The open source software companies (ISVs) that I’ve been talking with about Fedora have a common problem. Ironically they, as usual, are resolving this problem individually. Making an RPM that relies upon system packages is not seen as desirable, as it reduces their portability and focuses (in their minds) on one delivery platform — RPM-based Linux, specifically Fedora and Red Hat Enterprise Linux (RHEL). They see that as artificially limiting the pool of customers.
What if we had a tool that could take a proper Fedora RPM and build other targets such as ZIP files? In the process, it would download and bundle the dependencies instead of relying upon system packages.
Why would we care? Honestly, the only platform I care gets good packages is Fedora and friends. If one of these ISVs customers is running Fedora, RHEL, or a RHEL clone such as CentOS, I want those customers to have a better RPM-based experience. If those customers are running another OS, there is little I can do to help their experience, and we don’t have time to care.

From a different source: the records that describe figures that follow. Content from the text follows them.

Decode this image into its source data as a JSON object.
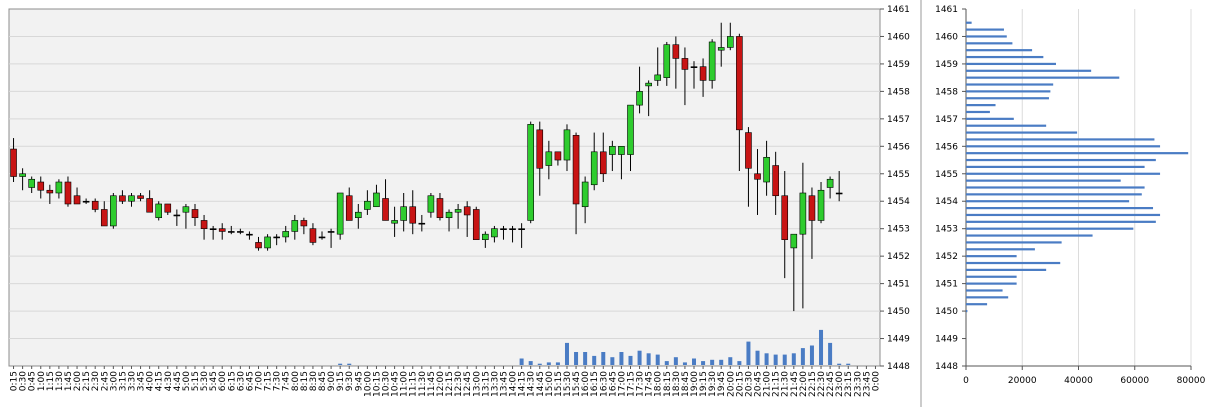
{
  "chart_data": [
    {
      "type": "candlestick",
      "colors": {
        "up": "#2ecc2e",
        "down": "#c81414",
        "volume": "#4a7cc4",
        "plot_bg": "#f2f2f2",
        "grid": "#d8d8d8"
      },
      "ylim": [
        1448,
        1461
      ],
      "yticks": [
        "1448",
        "1449",
        "1450",
        "1451",
        "1452",
        "1453",
        "1454",
        "1455",
        "1456",
        "1457",
        "1458",
        "1459",
        "1460",
        "1461"
      ],
      "xticks": [
        "0:15",
        "0:30",
        "0:45",
        "1:00",
        "1:15",
        "1:30",
        "1:45",
        "2:00",
        "2:15",
        "2:30",
        "2:45",
        "3:00",
        "3:15",
        "3:30",
        "3:45",
        "4:00",
        "4:15",
        "4:30",
        "4:45",
        "5:00",
        "5:15",
        "5:30",
        "5:45",
        "6:00",
        "6:15",
        "6:30",
        "6:45",
        "7:00",
        "7:15",
        "7:30",
        "7:45",
        "8:00",
        "8:15",
        "8:30",
        "8:45",
        "9:00",
        "9:15",
        "9:30",
        "9:45",
        "10:00",
        "10:15",
        "10:30",
        "10:45",
        "11:00",
        "11:15",
        "11:30",
        "11:45",
        "12:00",
        "12:15",
        "12:30",
        "12:45",
        "13:00",
        "13:15",
        "13:30",
        "13:45",
        "14:00",
        "14:15",
        "14:30",
        "14:45",
        "15:00",
        "15:15",
        "15:30",
        "15:45",
        "16:00",
        "16:15",
        "16:30",
        "16:45",
        "17:00",
        "17:15",
        "17:30",
        "17:45",
        "18:00",
        "18:15",
        "18:30",
        "18:45",
        "19:00",
        "19:15",
        "19:30",
        "19:45",
        "20:00",
        "20:15",
        "20:30",
        "20:45",
        "21:00",
        "21:15",
        "21:30",
        "21:45",
        "22:00",
        "22:15",
        "22:30",
        "22:45",
        "23:00",
        "23:15",
        "23:30",
        "23:45",
        "0:00"
      ],
      "candles": [
        {
          "x": "0:15",
          "o": 1455.9,
          "h": 1456.3,
          "l": 1454.7,
          "c": 1454.9
        },
        {
          "x": "0:30",
          "o": 1454.9,
          "h": 1455.2,
          "l": 1454.4,
          "c": 1455.0
        },
        {
          "x": "0:45",
          "o": 1454.5,
          "h": 1454.9,
          "l": 1454.3,
          "c": 1454.8
        },
        {
          "x": "1:00",
          "o": 1454.7,
          "h": 1454.9,
          "l": 1454.1,
          "c": 1454.4
        },
        {
          "x": "1:15",
          "o": 1454.4,
          "h": 1454.6,
          "l": 1453.9,
          "c": 1454.3
        },
        {
          "x": "1:30",
          "o": 1454.3,
          "h": 1454.8,
          "l": 1454.1,
          "c": 1454.7
        },
        {
          "x": "1:45",
          "o": 1454.7,
          "h": 1454.9,
          "l": 1453.8,
          "c": 1453.9
        },
        {
          "x": "2:00",
          "o": 1454.2,
          "h": 1454.5,
          "l": 1453.9,
          "c": 1453.9
        },
        {
          "x": "2:15",
          "o": 1454.0,
          "h": 1454.1,
          "l": 1453.9,
          "c": 1454.0
        },
        {
          "x": "2:30",
          "o": 1454.0,
          "h": 1454.1,
          "l": 1453.6,
          "c": 1453.7
        },
        {
          "x": "2:45",
          "o": 1453.7,
          "h": 1454.0,
          "l": 1453.1,
          "c": 1453.1
        },
        {
          "x": "3:00",
          "o": 1453.1,
          "h": 1454.3,
          "l": 1453.0,
          "c": 1454.2
        },
        {
          "x": "3:15",
          "o": 1454.2,
          "h": 1454.4,
          "l": 1453.9,
          "c": 1454.0
        },
        {
          "x": "3:30",
          "o": 1454.0,
          "h": 1454.3,
          "l": 1453.8,
          "c": 1454.2
        },
        {
          "x": "3:45",
          "o": 1454.2,
          "h": 1454.3,
          "l": 1454.0,
          "c": 1454.1
        },
        {
          "x": "4:00",
          "o": 1454.1,
          "h": 1454.4,
          "l": 1453.6,
          "c": 1453.6
        },
        {
          "x": "4:15",
          "o": 1453.4,
          "h": 1454.0,
          "l": 1453.3,
          "c": 1453.9
        },
        {
          "x": "4:30",
          "o": 1453.9,
          "h": 1453.9,
          "l": 1453.5,
          "c": 1453.6
        },
        {
          "x": "4:45",
          "o": 1453.5,
          "h": 1453.7,
          "l": 1453.1,
          "c": 1453.5
        },
        {
          "x": "5:00",
          "o": 1453.6,
          "h": 1453.9,
          "l": 1453.0,
          "c": 1453.8
        },
        {
          "x": "5:15",
          "o": 1453.7,
          "h": 1453.9,
          "l": 1453.1,
          "c": 1453.4
        },
        {
          "x": "5:30",
          "o": 1453.3,
          "h": 1453.5,
          "l": 1452.6,
          "c": 1453.0
        },
        {
          "x": "5:45",
          "o": 1453.0,
          "h": 1453.1,
          "l": 1452.6,
          "c": 1453.0
        },
        {
          "x": "6:00",
          "o": 1453.0,
          "h": 1453.2,
          "l": 1452.6,
          "c": 1452.9
        },
        {
          "x": "6:15",
          "o": 1452.9,
          "h": 1453.1,
          "l": 1452.8,
          "c": 1452.9
        },
        {
          "x": "6:30",
          "o": 1452.9,
          "h": 1453.0,
          "l": 1452.8,
          "c": 1452.9
        },
        {
          "x": "6:45",
          "o": 1452.8,
          "h": 1452.9,
          "l": 1452.6,
          "c": 1452.8
        },
        {
          "x": "7:00",
          "o": 1452.5,
          "h": 1452.7,
          "l": 1452.2,
          "c": 1452.3
        },
        {
          "x": "7:15",
          "o": 1452.3,
          "h": 1452.8,
          "l": 1452.2,
          "c": 1452.7
        },
        {
          "x": "7:30",
          "o": 1452.7,
          "h": 1452.8,
          "l": 1452.4,
          "c": 1452.7
        },
        {
          "x": "7:45",
          "o": 1452.7,
          "h": 1453.1,
          "l": 1452.5,
          "c": 1452.9
        },
        {
          "x": "8:00",
          "o": 1452.9,
          "h": 1453.5,
          "l": 1452.6,
          "c": 1453.3
        },
        {
          "x": "8:15",
          "o": 1453.3,
          "h": 1453.4,
          "l": 1452.8,
          "c": 1453.1
        },
        {
          "x": "8:30",
          "o": 1453.0,
          "h": 1453.2,
          "l": 1452.4,
          "c": 1452.5
        },
        {
          "x": "8:45",
          "o": 1452.7,
          "h": 1452.9,
          "l": 1452.6,
          "c": 1452.7
        },
        {
          "x": "9:00",
          "o": 1452.9,
          "h": 1453.0,
          "l": 1452.3,
          "c": 1452.9
        },
        {
          "x": "9:15",
          "o": 1452.8,
          "h": 1454.3,
          "l": 1452.6,
          "c": 1454.3
        },
        {
          "x": "9:30",
          "o": 1454.2,
          "h": 1454.5,
          "l": 1453.3,
          "c": 1453.3
        },
        {
          "x": "9:45",
          "o": 1453.4,
          "h": 1453.9,
          "l": 1453.0,
          "c": 1453.6
        },
        {
          "x": "10:00",
          "o": 1453.7,
          "h": 1454.4,
          "l": 1453.5,
          "c": 1454.0
        },
        {
          "x": "10:15",
          "o": 1453.8,
          "h": 1454.6,
          "l": 1453.8,
          "c": 1454.3
        },
        {
          "x": "10:30",
          "o": 1454.1,
          "h": 1454.8,
          "l": 1453.3,
          "c": 1453.3
        },
        {
          "x": "10:45",
          "o": 1453.2,
          "h": 1453.8,
          "l": 1452.7,
          "c": 1453.3
        },
        {
          "x": "11:00",
          "o": 1453.3,
          "h": 1454.3,
          "l": 1452.9,
          "c": 1453.8
        },
        {
          "x": "11:15",
          "o": 1453.8,
          "h": 1454.4,
          "l": 1452.8,
          "c": 1453.2
        },
        {
          "x": "11:30",
          "o": 1453.2,
          "h": 1453.5,
          "l": 1452.9,
          "c": 1453.2
        },
        {
          "x": "11:45",
          "o": 1453.6,
          "h": 1454.3,
          "l": 1453.4,
          "c": 1454.2
        },
        {
          "x": "12:00",
          "o": 1454.1,
          "h": 1454.3,
          "l": 1453.3,
          "c": 1453.4
        },
        {
          "x": "12:15",
          "o": 1453.4,
          "h": 1453.7,
          "l": 1452.9,
          "c": 1453.6
        },
        {
          "x": "12:30",
          "o": 1453.6,
          "h": 1453.9,
          "l": 1453.0,
          "c": 1453.7
        },
        {
          "x": "12:45",
          "o": 1453.8,
          "h": 1454.0,
          "l": 1452.7,
          "c": 1453.5
        },
        {
          "x": "13:00",
          "o": 1453.7,
          "h": 1453.8,
          "l": 1452.6,
          "c": 1452.6
        },
        {
          "x": "13:15",
          "o": 1452.6,
          "h": 1452.9,
          "l": 1452.3,
          "c": 1452.8
        },
        {
          "x": "13:30",
          "o": 1452.7,
          "h": 1453.1,
          "l": 1452.5,
          "c": 1453.0
        },
        {
          "x": "13:45",
          "o": 1453.0,
          "h": 1453.1,
          "l": 1452.6,
          "c": 1453.0
        },
        {
          "x": "14:00",
          "o": 1453.0,
          "h": 1453.1,
          "l": 1452.5,
          "c": 1453.0
        },
        {
          "x": "14:15",
          "o": 1453.0,
          "h": 1453.2,
          "l": 1452.3,
          "c": 1453.0
        },
        {
          "x": "14:30",
          "o": 1453.3,
          "h": 1456.9,
          "l": 1453.2,
          "c": 1456.8
        },
        {
          "x": "14:45",
          "o": 1456.6,
          "h": 1456.9,
          "l": 1454.2,
          "c": 1455.2
        },
        {
          "x": "15:00",
          "o": 1455.3,
          "h": 1456.2,
          "l": 1454.8,
          "c": 1455.8
        },
        {
          "x": "15:15",
          "o": 1455.8,
          "h": 1455.8,
          "l": 1455.3,
          "c": 1455.5
        },
        {
          "x": "15:30",
          "o": 1455.5,
          "h": 1456.8,
          "l": 1455.1,
          "c": 1456.6
        },
        {
          "x": "15:45",
          "o": 1456.4,
          "h": 1456.5,
          "l": 1452.8,
          "c": 1453.9
        },
        {
          "x": "16:00",
          "o": 1453.8,
          "h": 1454.9,
          "l": 1453.2,
          "c": 1454.7
        },
        {
          "x": "16:15",
          "o": 1454.6,
          "h": 1456.5,
          "l": 1454.4,
          "c": 1455.8
        },
        {
          "x": "16:30",
          "o": 1455.8,
          "h": 1456.5,
          "l": 1454.7,
          "c": 1455.0
        },
        {
          "x": "16:45",
          "o": 1455.7,
          "h": 1456.2,
          "l": 1455.1,
          "c": 1456.0
        },
        {
          "x": "17:00",
          "o": 1455.7,
          "h": 1456.0,
          "l": 1454.8,
          "c": 1456.0
        },
        {
          "x": "17:15",
          "o": 1455.7,
          "h": 1457.5,
          "l": 1455.1,
          "c": 1457.5
        },
        {
          "x": "17:30",
          "o": 1457.5,
          "h": 1458.9,
          "l": 1457.2,
          "c": 1458.0
        },
        {
          "x": "17:45",
          "o": 1458.2,
          "h": 1458.4,
          "l": 1457.1,
          "c": 1458.3
        },
        {
          "x": "18:00",
          "o": 1458.4,
          "h": 1459.6,
          "l": 1458.2,
          "c": 1458.6
        },
        {
          "x": "18:15",
          "o": 1458.5,
          "h": 1459.8,
          "l": 1458.2,
          "c": 1459.7
        },
        {
          "x": "18:30",
          "o": 1459.7,
          "h": 1460.0,
          "l": 1458.1,
          "c": 1459.2
        },
        {
          "x": "18:45",
          "o": 1459.2,
          "h": 1459.6,
          "l": 1457.5,
          "c": 1458.8
        },
        {
          "x": "19:00",
          "o": 1458.9,
          "h": 1459.1,
          "l": 1458.1,
          "c": 1458.9
        },
        {
          "x": "19:15",
          "o": 1458.9,
          "h": 1459.2,
          "l": 1457.8,
          "c": 1458.4
        },
        {
          "x": "19:30",
          "o": 1458.4,
          "h": 1459.9,
          "l": 1458.1,
          "c": 1459.8
        },
        {
          "x": "19:45",
          "o": 1459.5,
          "h": 1460.5,
          "l": 1458.9,
          "c": 1459.6
        },
        {
          "x": "20:00",
          "o": 1459.6,
          "h": 1460.5,
          "l": 1459.5,
          "c": 1460.0
        },
        {
          "x": "20:15",
          "o": 1460.0,
          "h": 1460.1,
          "l": 1455.1,
          "c": 1456.6
        },
        {
          "x": "20:30",
          "o": 1456.5,
          "h": 1456.7,
          "l": 1453.8,
          "c": 1455.2
        },
        {
          "x": "20:45",
          "o": 1455.0,
          "h": 1455.9,
          "l": 1453.5,
          "c": 1454.8
        },
        {
          "x": "21:00",
          "o": 1454.7,
          "h": 1456.2,
          "l": 1454.2,
          "c": 1455.6
        },
        {
          "x": "21:15",
          "o": 1455.3,
          "h": 1455.8,
          "l": 1453.5,
          "c": 1454.2
        },
        {
          "x": "21:30",
          "o": 1454.2,
          "h": 1455.1,
          "l": 1451.2,
          "c": 1452.6
        },
        {
          "x": "21:45",
          "o": 1452.3,
          "h": 1452.8,
          "l": 1450.0,
          "c": 1452.8
        },
        {
          "x": "22:00",
          "o": 1452.8,
          "h": 1455.4,
          "l": 1450.1,
          "c": 1454.3
        },
        {
          "x": "22:15",
          "o": 1454.2,
          "h": 1454.5,
          "l": 1451.9,
          "c": 1453.3
        },
        {
          "x": "22:30",
          "o": 1453.3,
          "h": 1454.7,
          "l": 1453.2,
          "c": 1454.4
        },
        {
          "x": "22:45",
          "o": 1454.5,
          "h": 1454.9,
          "l": 1454.1,
          "c": 1454.8
        },
        {
          "x": "23:00",
          "o": 1454.3,
          "h": 1455.1,
          "l": 1454.0,
          "c": 1454.3
        }
      ],
      "volume": [
        0,
        0,
        0,
        0,
        0,
        0,
        0,
        0,
        0,
        0,
        0,
        0,
        0,
        0,
        0,
        0,
        0,
        0,
        0,
        0,
        0,
        0,
        0,
        0,
        0,
        0,
        0,
        0,
        0,
        0,
        0,
        0,
        0,
        0,
        0,
        0,
        1,
        1,
        0,
        0,
        0,
        0,
        0,
        0,
        0,
        0,
        0,
        0,
        0,
        0,
        0,
        0,
        0,
        0,
        0,
        0,
        5,
        3,
        1,
        2,
        2,
        17,
        10,
        10,
        7,
        10,
        6,
        10,
        7,
        11,
        9,
        8,
        3,
        6,
        2,
        5,
        3,
        4,
        4,
        6,
        3,
        18,
        11,
        9,
        8,
        8,
        9,
        13,
        15,
        27,
        17,
        1,
        1,
        0,
        0,
        0
      ],
      "volume_max": 30
    },
    {
      "type": "bar",
      "orientation": "horizontal",
      "xlim": [
        0,
        80000
      ],
      "xticks": [
        "0",
        "20000",
        "40000",
        "60000",
        "80000"
      ],
      "ylim": [
        1448,
        1461
      ],
      "yticks": [
        "1448",
        "1449",
        "1450",
        "1451",
        "1452",
        "1453",
        "1454",
        "1455",
        "1456",
        "1457",
        "1458",
        "1459",
        "1460",
        "1461"
      ],
      "bin_size": 0.25,
      "bars": [
        {
          "price": 1450.0,
          "value": 500
        },
        {
          "price": 1450.25,
          "value": 7500
        },
        {
          "price": 1450.5,
          "value": 15000
        },
        {
          "price": 1450.75,
          "value": 13000
        },
        {
          "price": 1451.0,
          "value": 18000
        },
        {
          "price": 1451.25,
          "value": 18000
        },
        {
          "price": 1451.5,
          "value": 28500
        },
        {
          "price": 1451.75,
          "value": 33500
        },
        {
          "price": 1452.0,
          "value": 18000
        },
        {
          "price": 1452.25,
          "value": 24500
        },
        {
          "price": 1452.5,
          "value": 34000
        },
        {
          "price": 1452.75,
          "value": 45000
        },
        {
          "price": 1453.0,
          "value": 59500
        },
        {
          "price": 1453.25,
          "value": 67500
        },
        {
          "price": 1453.5,
          "value": 69000
        },
        {
          "price": 1453.75,
          "value": 66500
        },
        {
          "price": 1454.0,
          "value": 58000
        },
        {
          "price": 1454.25,
          "value": 62500
        },
        {
          "price": 1454.5,
          "value": 63500
        },
        {
          "price": 1454.75,
          "value": 55000
        },
        {
          "price": 1455.0,
          "value": 69000
        },
        {
          "price": 1455.25,
          "value": 63500
        },
        {
          "price": 1455.5,
          "value": 67500
        },
        {
          "price": 1455.75,
          "value": 79000
        },
        {
          "price": 1456.0,
          "value": 69000
        },
        {
          "price": 1456.25,
          "value": 67000
        },
        {
          "price": 1456.5,
          "value": 39500
        },
        {
          "price": 1456.75,
          "value": 28500
        },
        {
          "price": 1457.0,
          "value": 17000
        },
        {
          "price": 1457.25,
          "value": 8500
        },
        {
          "price": 1457.5,
          "value": 10500
        },
        {
          "price": 1457.75,
          "value": 29500
        },
        {
          "price": 1458.0,
          "value": 30000
        },
        {
          "price": 1458.25,
          "value": 31000
        },
        {
          "price": 1458.5,
          "value": 54500
        },
        {
          "price": 1458.75,
          "value": 44500
        },
        {
          "price": 1459.0,
          "value": 32000
        },
        {
          "price": 1459.25,
          "value": 27500
        },
        {
          "price": 1459.5,
          "value": 23500
        },
        {
          "price": 1459.75,
          "value": 16500
        },
        {
          "price": 1460.0,
          "value": 14500
        },
        {
          "price": 1460.25,
          "value": 13500
        },
        {
          "price": 1460.5,
          "value": 2000
        }
      ]
    }
  ]
}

But if I can make the ISVs lives easier, or at least no harder than before, that is a way we can help make Fedora-based distributions better.
Our argument that there it is a strategic investment to build good packages is falling on deaf ears. The common viewpoint sounds like this: “Our customers are not demanding RPM packages, they don’t want to feel we are pushing a Linux-based solution of any kind, after all we’re Java and run anywhere, and have you looked at how hard it is to package Java apps for Fedora?”
From a business viewpoint, I understand. Being able to convince them to re-engineer in the middle of the race is going to take a lot more understanding than I can give them in five minutes here and there. So I got to thinking … if they ran Fedora or RHEL as a development, build, QA, and release engineering environment, but they could get an installer out the other side for any OS (ZIP, EXE, BIN, DEB, OpenSUSE RPM, Mandriva RPM) using some kind of magic ‘rpm2all’ tool, would that be compelling?
I know there is a lot more to it than I’ve described. I bet the MinGW cross-compiler has something to do with it. They might still need to specify mapping details for the conversion or plug in a proprietary installer builder.
But just as an idea … what do you think?